2_Be an expert in your industry. Bosses are busy managing and leading, so they typically don’t have time to work on positioning themselves as experts in the industry. Creating content, speaking at conferences and building other brand vehicles takes time. However, your employees will respect you more, and you will be able to attract higher quality talent.
3_Clean the bathroom. Everything is your job. Let your team see you doing tasks that might surprise them. It helps them to see you less as a boss and more as someone who’s in it with them and willing do whatever to help make the organization successful. It also helps send the message that they should look around and do whatever they can to help the organization, even if it “isn’t in their job description”.
4_Find employees’ genius zones. As bosses, we get so focused on how to grow the business that we forget to grow the team. Growing a team properly is difficult and sometimes feels like you’re taking a step back or just treading water. Employees have genius zones where they work most efficiently, so developing or tapping into those should be first priority. As soon as your team is working at full speed, you can, too.
5_Offer validation. We all love to be validated. As a boss, I love to be validated. It’s built into our psyche and developed from childhood.
Validating people’s work and contributions isn’t hard to do, but people deeply appreciate it when you take the time to do it genuinely. I’m always amazed at how often/easily this is overlooked.
6_Know when to step aside.
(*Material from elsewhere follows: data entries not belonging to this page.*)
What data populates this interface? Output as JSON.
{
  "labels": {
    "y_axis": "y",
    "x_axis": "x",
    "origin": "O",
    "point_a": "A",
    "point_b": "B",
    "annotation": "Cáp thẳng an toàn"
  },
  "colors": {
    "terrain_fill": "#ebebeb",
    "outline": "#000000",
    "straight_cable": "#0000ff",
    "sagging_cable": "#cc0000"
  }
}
A good boss hires highly talented women and men and lets them do their thing. Knowing when to jump in the trenches versus when to step aside is a sign of a seasoned boss. As an entrepreneur and/or founder, this is especially important. You can’t grow a huge business if you’re in the weeds all the time.
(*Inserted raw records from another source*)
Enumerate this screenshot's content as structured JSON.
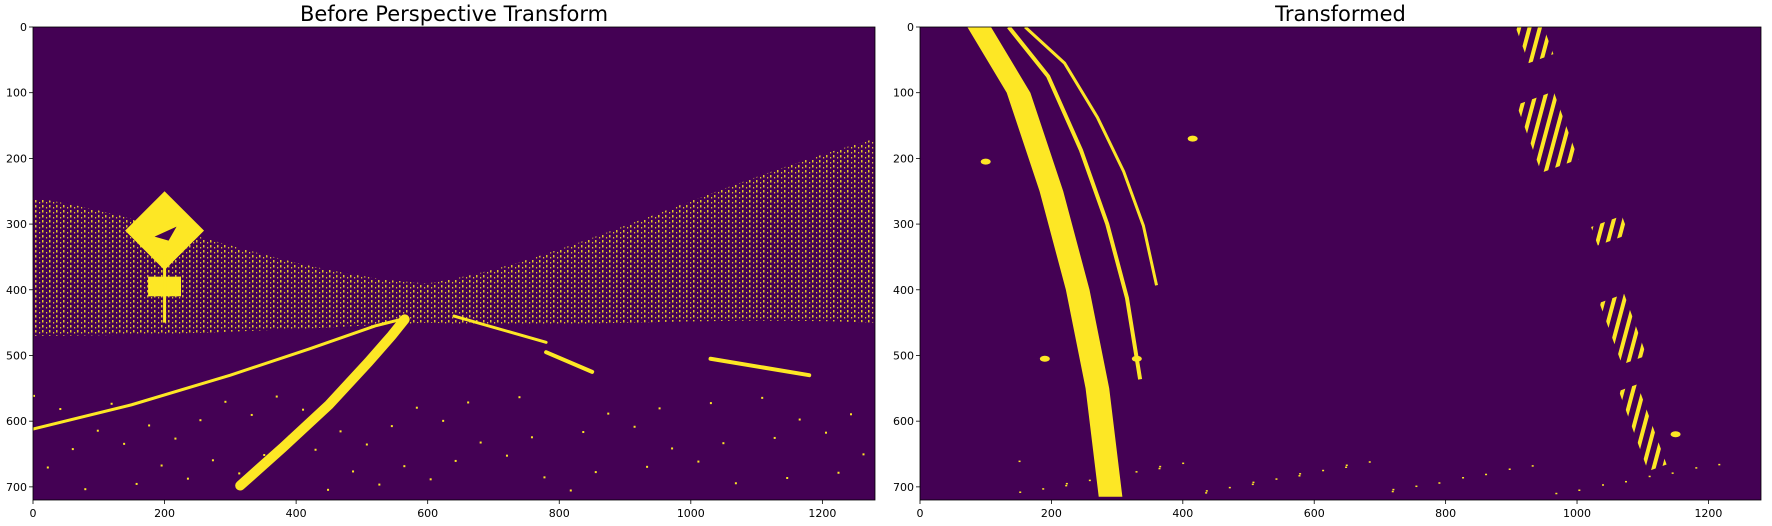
{
  "chart_data": [
    {
      "type": "heatmap",
      "title": "Before Perspective Transform",
      "xlim": [
        0,
        1280
      ],
      "ylim": [
        720,
        0
      ],
      "xticks": [
        0,
        200,
        400,
        600,
        800,
        1000,
        1200
      ],
      "yticks": [
        0,
        100,
        200,
        300,
        400,
        500,
        600,
        700
      ],
      "grid": false,
      "colors": {
        "background": "#440154",
        "foreground": "#fde725"
      },
      "description_features": {
        "lane_lines": [
          {
            "name": "left-edge-line",
            "points": [
              [
                0,
                612
              ],
              [
                150,
                575
              ],
              [
                300,
                530
              ],
              [
                420,
                490
              ],
              [
                520,
                455
              ],
              [
                560,
                445
              ]
            ],
            "width": 3
          },
          {
            "name": "center-solid-line",
            "points": [
              [
                315,
                698
              ],
              [
                380,
                640
              ],
              [
                450,
                575
              ],
              [
                510,
                510
              ],
              [
                545,
                470
              ],
              [
                565,
                445
              ]
            ],
            "width": 10
          },
          {
            "name": "right-dashed-line-a",
            "points": [
              [
                640,
                440
              ],
              [
                780,
                480
              ]
            ],
            "width": 3
          },
          {
            "name": "right-dashed-line-b",
            "points": [
              [
                780,
                495
              ],
              [
                850,
                525
              ]
            ],
            "width": 4
          },
          {
            "name": "right-lane-marker",
            "points": [
              [
                1030,
                505
              ],
              [
                1180,
                530
              ]
            ],
            "width": 4
          }
        ],
        "sign": {
          "center": [
            200,
            310
          ],
          "half_size": 60,
          "post": [
            [
              200,
              350
            ],
            [
              200,
              450
            ]
          ],
          "plate": [
            [
              175,
              380
            ],
            [
              225,
              410
            ]
          ]
        }
      }
    },
    {
      "type": "heatmap",
      "title": "Transformed",
      "xlim": [
        0,
        1280
      ],
      "ylim": [
        720,
        0
      ],
      "xticks": [
        0,
        200,
        400,
        600,
        800,
        1000,
        1200
      ],
      "yticks": [
        0,
        100,
        200,
        300,
        400,
        500,
        600,
        700
      ],
      "grid": false,
      "colors": {
        "background": "#440154",
        "foreground": "#fde725"
      },
      "description_features": {
        "left_lane": [
          [
            90,
            0
          ],
          [
            150,
            100
          ],
          [
            200,
            250
          ],
          [
            240,
            400
          ],
          [
            270,
            550
          ],
          [
            290,
            715
          ]
        ],
        "blobs": [
          {
            "center": [
              935,
              20
            ],
            "size": [
              40,
              60
            ]
          },
          {
            "center": [
              955,
              160
            ],
            "size": [
              60,
              110
            ]
          },
          {
            "center": [
              1050,
              310
            ],
            "size": [
              50,
              30
            ]
          },
          {
            "center": [
              1070,
              460
            ],
            "size": [
              40,
              100
            ]
          },
          {
            "center": [
              1100,
              610
            ],
            "size": [
              30,
              130
            ]
          }
        ]
      }
    }
  ]
}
7_Buy lunch. One of my favorite things to do is randomly buy lunch for my employees. Sure, we aren’t Google, and we don’t have a massive cafeteria, but I am able to do a surprise pizza (or other food of choice) day in the office about once a week. The cost of the gesture is usually not too high, and it gives everyone something to look forward to — quality time together.
8_Take a holiday. We all need to rest our minds and find inspiration away from our laptops and iPhones. Unfortunately, there’s always something important, the timing is never right or you “just need to do this thing.” It’s unhealthy for everyone, including the good boss who needs to recharge to stay good or even become great. American corporate culture doesn’t appreciate this, but it should.
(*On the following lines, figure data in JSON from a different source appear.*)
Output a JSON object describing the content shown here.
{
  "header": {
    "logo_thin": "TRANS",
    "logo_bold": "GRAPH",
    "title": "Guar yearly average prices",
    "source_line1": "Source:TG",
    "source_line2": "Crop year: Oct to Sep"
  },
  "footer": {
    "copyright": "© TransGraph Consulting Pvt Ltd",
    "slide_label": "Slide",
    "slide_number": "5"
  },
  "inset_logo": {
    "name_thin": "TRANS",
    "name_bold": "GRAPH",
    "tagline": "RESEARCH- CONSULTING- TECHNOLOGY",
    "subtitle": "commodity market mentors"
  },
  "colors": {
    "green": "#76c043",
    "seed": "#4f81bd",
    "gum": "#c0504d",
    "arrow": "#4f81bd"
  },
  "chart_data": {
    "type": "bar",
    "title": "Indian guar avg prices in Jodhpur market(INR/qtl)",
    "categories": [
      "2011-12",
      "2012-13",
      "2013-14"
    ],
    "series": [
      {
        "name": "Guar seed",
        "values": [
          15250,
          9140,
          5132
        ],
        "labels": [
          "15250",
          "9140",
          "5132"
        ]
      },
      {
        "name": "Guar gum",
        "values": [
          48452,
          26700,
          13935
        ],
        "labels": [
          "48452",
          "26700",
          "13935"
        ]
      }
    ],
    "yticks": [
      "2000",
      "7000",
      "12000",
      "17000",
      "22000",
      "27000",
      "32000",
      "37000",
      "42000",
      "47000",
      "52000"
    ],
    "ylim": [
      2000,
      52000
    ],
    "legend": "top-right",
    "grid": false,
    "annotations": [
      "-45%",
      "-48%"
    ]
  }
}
9_Address problems quickly. Great bosses don’t let conflicts with clients or between colleagues fester. Create an environment where people feel free to bring issues to you early on and have the confidence that you’ll work proactively to address them.
10_Give credit where credit is due. A boss oftentimes wants to take credit for every success his or her company has. A great boss will give credit to a team member where it is due. This is a good way to keep your team motivated, and it really makes them feel valuable.
11_Get to know team members as individuals. Great bosses should take the time to truly get to know their employees. Doing so helps leaders understand each person as an individual (their dreams, fears, etc.), which can be tremendously helpful in structuring work in a way that capitalizes on unique strengths and intrinsic motivations. It also helps leaders give the most meaningful feedback to each employee along the way.
12_Give feedback outside of performance reviews. Managers should not wait for performance reviews to give positive feedback or constructive criticism. Employees can adjust their performance and style faster with more input.”